Second-place reversal: kill the Jaccard-based delta-cap (lever 5). The current cap is a band-aid for the fact that the model isn’t deterministic across re-runs. The right fix is to store the per-dimension scoring rationale and re-score only the dimensions whose JD inputs actually changed. Caching plus dimension-scoped re-scoring fixes the underlying problem (non-determinism, redundant work) instead of masking it.

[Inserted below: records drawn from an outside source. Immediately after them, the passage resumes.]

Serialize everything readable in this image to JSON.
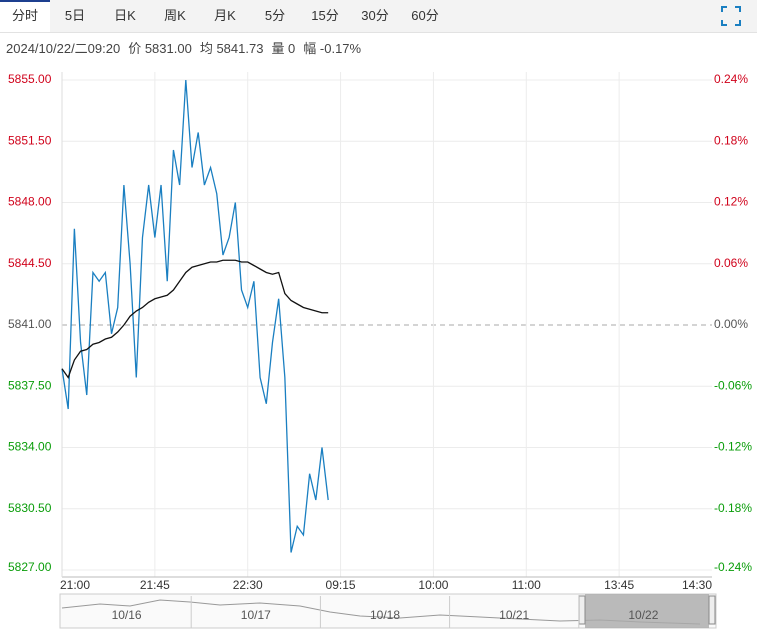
{
  "tabs": [
    "分时",
    "5日",
    "日K",
    "周K",
    "月K",
    "5分",
    "15分",
    "30分",
    "60分"
  ],
  "active_tab": 0,
  "info": [
    "2024/10/22/二09:20",
    "价 5831.00",
    "均 5841.73",
    "量 0",
    "幅 -0.17%"
  ],
  "navigator_dates": [
    "10/16",
    "10/17",
    "10/18",
    "10/21",
    "10/22"
  ],
  "chart_data": {
    "type": "line",
    "categories": [
      "21:00",
      null,
      null,
      null,
      null,
      null,
      null,
      null,
      null,
      null,
      null,
      null,
      null,
      null,
      null,
      "21:45",
      null,
      null,
      null,
      null,
      null,
      null,
      null,
      null,
      null,
      null,
      null,
      null,
      null,
      null,
      "22:30",
      null,
      null,
      null,
      null,
      null,
      null,
      null,
      null,
      null,
      null,
      null,
      null,
      null,
      null,
      "09:15",
      null,
      null,
      null,
      null,
      null,
      null,
      null,
      null,
      null,
      null,
      null,
      null,
      null,
      null,
      "10:00",
      null,
      null,
      null,
      null,
      null,
      null,
      null,
      null,
      null,
      null,
      null,
      null,
      null,
      null,
      "11:00",
      null,
      null,
      null,
      null,
      null,
      null,
      null,
      null,
      null,
      null,
      null,
      null,
      null,
      null,
      "13:45",
      null,
      null,
      null,
      null,
      null,
      null,
      null,
      null,
      null,
      null,
      null,
      null,
      null,
      null,
      "14:30"
    ],
    "series": [
      {
        "color": "#1a7fc1",
        "values": [
          5838.5,
          5836.2,
          5846.5,
          5840.0,
          5837.0,
          5844.0,
          5843.5,
          5844.0,
          5840.5,
          5842.0,
          5849.0,
          5844.5,
          5838.0,
          5846.0,
          5849.0,
          5846.0,
          5849.0,
          5843.5,
          5851.0,
          5849.0,
          5855.0,
          5850.0,
          5852.0,
          5849.0,
          5850.0,
          5848.5,
          5845.0,
          5846.0,
          5848.0,
          5843.0,
          5842.0,
          5843.5,
          5838.0,
          5836.5,
          5840.0,
          5842.5,
          5838.0,
          5828.0,
          5829.5,
          5829.0,
          5832.5,
          5831.0,
          5834.0,
          5831.0,
          null,
          null,
          null,
          null,
          null,
          null,
          null,
          null,
          null,
          null,
          null,
          null,
          null,
          null,
          null,
          null,
          null,
          null,
          null,
          null,
          null,
          null,
          null,
          null,
          null,
          null,
          null,
          null,
          null,
          null,
          null,
          null,
          null,
          null,
          null,
          null,
          null,
          null,
          null,
          null,
          null,
          null,
          null,
          null,
          null,
          null,
          null,
          null,
          null,
          null,
          null,
          null,
          null,
          null,
          null,
          null,
          null,
          null,
          null,
          null,
          null,
          null
        ]
      },
      {
        "color": "#111111",
        "values": [
          5838.5,
          5838.0,
          5839.0,
          5839.5,
          5839.6,
          5839.9,
          5840.0,
          5840.2,
          5840.3,
          5840.6,
          5841.0,
          5841.5,
          5841.8,
          5842.0,
          5842.3,
          5842.5,
          5842.6,
          5842.7,
          5843.0,
          5843.5,
          5844.0,
          5844.3,
          5844.4,
          5844.5,
          5844.6,
          5844.6,
          5844.7,
          5844.7,
          5844.7,
          5844.6,
          5844.6,
          5844.4,
          5844.2,
          5844.0,
          5843.9,
          5844.0,
          5842.8,
          5842.4,
          5842.2,
          5842.0,
          5841.9,
          5841.8,
          5841.7,
          5841.7,
          null,
          null,
          null,
          null,
          null,
          null,
          null,
          null,
          null,
          null,
          null,
          null,
          null,
          null,
          null,
          null,
          null,
          null,
          null,
          null,
          null,
          null,
          null,
          null,
          null,
          null,
          null,
          null,
          null,
          null,
          null,
          null,
          null,
          null,
          null,
          null,
          null,
          null,
          null,
          null,
          null,
          null,
          null,
          null,
          null,
          null,
          null,
          null,
          null,
          null,
          null,
          null,
          null,
          null,
          null,
          null,
          null,
          null,
          null,
          null,
          null,
          null
        ]
      }
    ],
    "ylim": [
      5827,
      5855
    ],
    "yticks": [
      {
        "value": 5855,
        "label": "5855.00"
      },
      {
        "value": 5851.5,
        "label": "5851.50"
      },
      {
        "value": 5848,
        "label": "5848.00"
      },
      {
        "value": 5844.5,
        "label": "5844.50"
      },
      {
        "value": 5841,
        "label": "5841.00"
      },
      {
        "value": 5837.5,
        "label": "5837.50"
      },
      {
        "value": 5834,
        "label": "5834.00"
      },
      {
        "value": 5830.5,
        "label": "5830.50"
      },
      {
        "value": 5827,
        "label": "5827.00"
      }
    ],
    "y2lim": [
      -0.24,
      0.24
    ],
    "y2ticks": [
      {
        "value": 0.24,
        "label": "0.24%"
      },
      {
        "value": 0.18,
        "label": "0.18%"
      },
      {
        "value": 0.12,
        "label": "0.12%"
      },
      {
        "value": 0.06,
        "label": "0.06%"
      },
      {
        "value": 0,
        "label": "0.00%"
      },
      {
        "value": -0.06,
        "label": "-0.06%"
      },
      {
        "value": -0.12,
        "label": "-0.12%"
      },
      {
        "value": -0.18,
        "label": "-0.18%"
      },
      {
        "value": -0.24,
        "label": "-0.24%"
      }
    ],
    "grid": true
  }
}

A framework for any AI pipeline

The six levers generalize. For any production LLM pipeline, in order:

  1. Audit which calls shouldn’t exist. Every binary, deterministic, or rule-based decision in your prompt is a deterministic pre-filter waiting to be lifted out. Lift them. Don’t pay GPT-4 to do if/else.
  2. Audit which model each call is on. GPT-4-class is rarely the right default in 2026. Map each call to the cheapest model that hits your quality bar. Run the regression eval. Don’t trust the “general model is safer” reflex.
  3. Audit your call count per work unit. If two calls share most of their input, they’re a single call wearing two hats. Collapse them, unless you have a clear reason to split (different model needs, latency budget, caching strategy).
  4. Bound your inputs. Pick the 95th-percentile size of your real distribution and truncate above it. The long-tail oversize inputs hurt quality and cost.
  5. Detect when work is redundant. If you re-score, re-summarize, or re-extract the same input under near-identical conditions, you should have a delta-detection layer skipping the re-call.
  6. Force structured outputs. Strict schemas eliminate preamble tokens, drop retries, and make downstream code reliable. Free win.

And the trap to avoid: don’t reach for embeddings + RAG before you’ve done 1–6. RAG is genuinely useful for documents that don’t fit in context. It’s a footgun for documents that do.

The cheapest call is the one you don’t make. The second cheapest is the one you make on the right model with a cached prefix and a tight schema. Everything else is a rounding error.